Tip 4: Encryption and Storage
Assessment reports are stored in S3 and can be encrypted with a customer-managed KMS key. If a question asks about securing audit reports at rest, this is the mechanism.

Tip 5: Custom Frameworks
If a question mentions a compliance standard not available as a prebuilt framework, or an internal policy, the answer involves creating a custom framework with custom controls in Audit Manager.

Tip 6: Audit Manager Does Not Remediate
If a question asks about automatically fixing non-compliant resources, Audit Manager is not the answer. Remediation typically involves AWS Config auto-remediation rules, Systems Manager Automation, or Lambda functions. Audit Manager only collects evidence and reports.

Tip 7: Keyword Recognition
Look for these keywords in exam questions that point to Audit Manager:
- Audit evidence
- Compliance framework
- Assessment report
- Audit-ready
- Continuous auditing
- Evidence collection for compliance
- SOC 2, PCI DSS, HIPAA preparation

Tip 8: Delegation Model
Understand that within an assessment, specific controls can be delegated to team members. This is useful in scenarios where different teams own different controls (e.g., network team reviews network controls, database team reviews data controls).

Tip 9: Regional Considerations
Audit Manager is regional. If a question describes a multi-region architecture requiring audit coverage in every region, you need to set up Audit Manager in each region where compliance evidence is needed.
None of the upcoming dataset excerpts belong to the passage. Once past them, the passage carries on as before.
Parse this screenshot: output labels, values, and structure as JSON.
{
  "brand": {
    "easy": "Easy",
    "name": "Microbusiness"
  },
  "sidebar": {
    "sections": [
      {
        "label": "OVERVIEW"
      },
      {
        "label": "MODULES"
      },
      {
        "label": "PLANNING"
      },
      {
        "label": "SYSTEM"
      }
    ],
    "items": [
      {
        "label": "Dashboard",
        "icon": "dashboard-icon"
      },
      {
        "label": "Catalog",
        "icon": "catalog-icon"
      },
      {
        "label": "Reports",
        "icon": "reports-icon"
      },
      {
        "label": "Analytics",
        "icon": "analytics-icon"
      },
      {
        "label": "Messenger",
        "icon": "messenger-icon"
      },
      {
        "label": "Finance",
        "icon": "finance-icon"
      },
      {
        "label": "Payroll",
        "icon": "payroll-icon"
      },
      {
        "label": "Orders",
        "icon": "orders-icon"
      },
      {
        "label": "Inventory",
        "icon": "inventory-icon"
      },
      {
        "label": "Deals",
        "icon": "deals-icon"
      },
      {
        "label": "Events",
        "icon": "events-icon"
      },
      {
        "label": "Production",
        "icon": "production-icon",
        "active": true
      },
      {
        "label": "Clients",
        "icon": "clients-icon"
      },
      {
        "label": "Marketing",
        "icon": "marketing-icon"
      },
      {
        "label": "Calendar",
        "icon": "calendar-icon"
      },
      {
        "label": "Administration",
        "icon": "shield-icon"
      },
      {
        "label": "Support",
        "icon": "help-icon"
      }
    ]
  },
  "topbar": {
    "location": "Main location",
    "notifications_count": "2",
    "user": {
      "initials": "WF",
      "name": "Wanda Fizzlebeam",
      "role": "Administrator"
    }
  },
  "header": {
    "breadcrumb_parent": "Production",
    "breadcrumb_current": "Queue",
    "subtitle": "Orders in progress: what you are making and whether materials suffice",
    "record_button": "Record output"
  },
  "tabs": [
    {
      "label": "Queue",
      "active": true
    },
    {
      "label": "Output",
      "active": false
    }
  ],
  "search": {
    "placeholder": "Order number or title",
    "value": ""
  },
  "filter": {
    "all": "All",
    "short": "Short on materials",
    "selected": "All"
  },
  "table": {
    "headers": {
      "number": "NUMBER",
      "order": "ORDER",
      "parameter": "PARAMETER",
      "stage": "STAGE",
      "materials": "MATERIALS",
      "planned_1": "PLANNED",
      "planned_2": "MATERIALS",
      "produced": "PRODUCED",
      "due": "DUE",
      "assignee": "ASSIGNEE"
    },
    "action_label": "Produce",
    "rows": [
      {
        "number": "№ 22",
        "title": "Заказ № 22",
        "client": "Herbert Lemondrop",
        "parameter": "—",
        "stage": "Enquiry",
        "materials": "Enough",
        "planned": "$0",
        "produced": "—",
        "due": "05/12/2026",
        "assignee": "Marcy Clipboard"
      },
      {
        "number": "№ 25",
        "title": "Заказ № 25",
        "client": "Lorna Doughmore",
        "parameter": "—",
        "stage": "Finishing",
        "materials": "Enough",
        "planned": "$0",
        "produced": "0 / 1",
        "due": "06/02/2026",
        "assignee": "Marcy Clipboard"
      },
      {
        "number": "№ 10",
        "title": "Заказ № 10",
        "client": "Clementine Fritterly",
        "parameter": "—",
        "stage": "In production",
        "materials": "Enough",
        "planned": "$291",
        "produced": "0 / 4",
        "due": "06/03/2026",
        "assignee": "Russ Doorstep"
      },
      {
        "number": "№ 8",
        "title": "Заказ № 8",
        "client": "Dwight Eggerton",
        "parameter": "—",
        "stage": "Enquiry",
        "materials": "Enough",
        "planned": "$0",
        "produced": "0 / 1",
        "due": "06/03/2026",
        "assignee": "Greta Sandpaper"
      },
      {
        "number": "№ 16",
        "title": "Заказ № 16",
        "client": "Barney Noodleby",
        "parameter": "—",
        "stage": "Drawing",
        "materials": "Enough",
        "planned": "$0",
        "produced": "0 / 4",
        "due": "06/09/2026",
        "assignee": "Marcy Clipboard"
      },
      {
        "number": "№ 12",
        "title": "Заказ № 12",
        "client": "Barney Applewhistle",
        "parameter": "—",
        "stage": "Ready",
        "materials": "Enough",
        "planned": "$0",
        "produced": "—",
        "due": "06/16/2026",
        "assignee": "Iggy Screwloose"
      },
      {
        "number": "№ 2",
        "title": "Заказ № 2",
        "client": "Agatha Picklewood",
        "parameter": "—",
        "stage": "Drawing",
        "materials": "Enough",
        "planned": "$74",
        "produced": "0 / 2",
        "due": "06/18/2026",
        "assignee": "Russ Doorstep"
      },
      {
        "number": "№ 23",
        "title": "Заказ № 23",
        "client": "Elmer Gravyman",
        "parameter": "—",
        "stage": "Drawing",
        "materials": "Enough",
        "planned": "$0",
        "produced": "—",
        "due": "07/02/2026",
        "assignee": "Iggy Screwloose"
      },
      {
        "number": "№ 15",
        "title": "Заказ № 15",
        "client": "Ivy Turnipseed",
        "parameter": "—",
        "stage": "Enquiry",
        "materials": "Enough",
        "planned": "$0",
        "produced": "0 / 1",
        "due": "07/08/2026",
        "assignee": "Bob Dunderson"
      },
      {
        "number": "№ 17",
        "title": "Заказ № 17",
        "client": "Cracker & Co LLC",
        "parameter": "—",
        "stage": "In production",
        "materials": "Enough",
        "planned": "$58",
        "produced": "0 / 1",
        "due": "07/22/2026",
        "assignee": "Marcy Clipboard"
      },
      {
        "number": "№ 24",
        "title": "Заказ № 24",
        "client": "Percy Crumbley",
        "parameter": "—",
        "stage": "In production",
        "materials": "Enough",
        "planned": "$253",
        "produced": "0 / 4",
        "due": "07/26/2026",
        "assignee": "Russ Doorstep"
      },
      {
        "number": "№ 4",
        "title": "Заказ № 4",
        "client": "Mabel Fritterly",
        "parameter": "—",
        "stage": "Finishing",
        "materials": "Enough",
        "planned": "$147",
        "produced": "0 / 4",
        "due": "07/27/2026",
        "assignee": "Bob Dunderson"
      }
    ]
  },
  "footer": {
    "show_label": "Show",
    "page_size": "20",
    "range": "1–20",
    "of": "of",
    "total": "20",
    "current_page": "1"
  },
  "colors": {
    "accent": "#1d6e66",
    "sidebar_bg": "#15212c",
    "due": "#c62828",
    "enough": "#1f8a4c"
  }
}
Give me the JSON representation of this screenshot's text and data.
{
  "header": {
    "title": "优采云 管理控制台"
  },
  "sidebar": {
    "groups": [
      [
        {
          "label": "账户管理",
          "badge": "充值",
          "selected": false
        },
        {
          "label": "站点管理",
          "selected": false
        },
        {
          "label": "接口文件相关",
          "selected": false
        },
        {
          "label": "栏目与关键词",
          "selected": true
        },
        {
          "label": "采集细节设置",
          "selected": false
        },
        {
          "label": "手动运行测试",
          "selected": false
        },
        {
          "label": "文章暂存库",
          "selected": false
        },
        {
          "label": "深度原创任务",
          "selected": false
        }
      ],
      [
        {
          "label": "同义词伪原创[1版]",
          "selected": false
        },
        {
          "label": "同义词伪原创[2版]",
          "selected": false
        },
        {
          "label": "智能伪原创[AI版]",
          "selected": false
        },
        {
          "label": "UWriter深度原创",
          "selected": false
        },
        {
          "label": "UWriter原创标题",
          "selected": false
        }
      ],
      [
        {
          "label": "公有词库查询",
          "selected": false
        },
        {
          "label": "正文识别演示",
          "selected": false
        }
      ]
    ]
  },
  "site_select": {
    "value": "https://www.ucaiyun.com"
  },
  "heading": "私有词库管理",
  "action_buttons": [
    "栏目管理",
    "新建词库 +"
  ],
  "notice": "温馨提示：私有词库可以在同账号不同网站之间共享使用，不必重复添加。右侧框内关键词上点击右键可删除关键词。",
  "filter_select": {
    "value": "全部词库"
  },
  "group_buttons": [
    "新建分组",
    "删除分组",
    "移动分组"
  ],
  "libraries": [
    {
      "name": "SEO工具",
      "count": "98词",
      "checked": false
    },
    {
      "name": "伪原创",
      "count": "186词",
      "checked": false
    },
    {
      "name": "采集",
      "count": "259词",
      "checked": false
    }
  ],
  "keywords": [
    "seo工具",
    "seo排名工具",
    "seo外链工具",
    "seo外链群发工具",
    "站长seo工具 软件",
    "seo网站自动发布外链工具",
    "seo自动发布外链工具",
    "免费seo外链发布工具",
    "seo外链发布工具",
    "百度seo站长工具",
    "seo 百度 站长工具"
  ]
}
Tip 10: Prebuilt Framework Updates
AWS periodically updates prebuilt frameworks. However, once you create an assessment from a framework, it uses the version at the time of creation. If a newer version is released, you need to create a new assessment to use the updated framework.

Summary

AWS Audit Manager is a purpose-built service for automating audit evidence collection and compliance assessment. It leverages AWS Config, CloudTrail, and Security Hub as data sources, organizes evidence into framework-aligned controls, and produces audit-ready reports stored securely in S3. For the AWS Security Specialty exam, remember that Audit Manager is about evidence collection and organization for audits, not about remediation or real-time threat detection. Mastering the distinction between Audit Manager and related services like Config, Security Hub, and CloudTrail is key to answering exam questions correctly.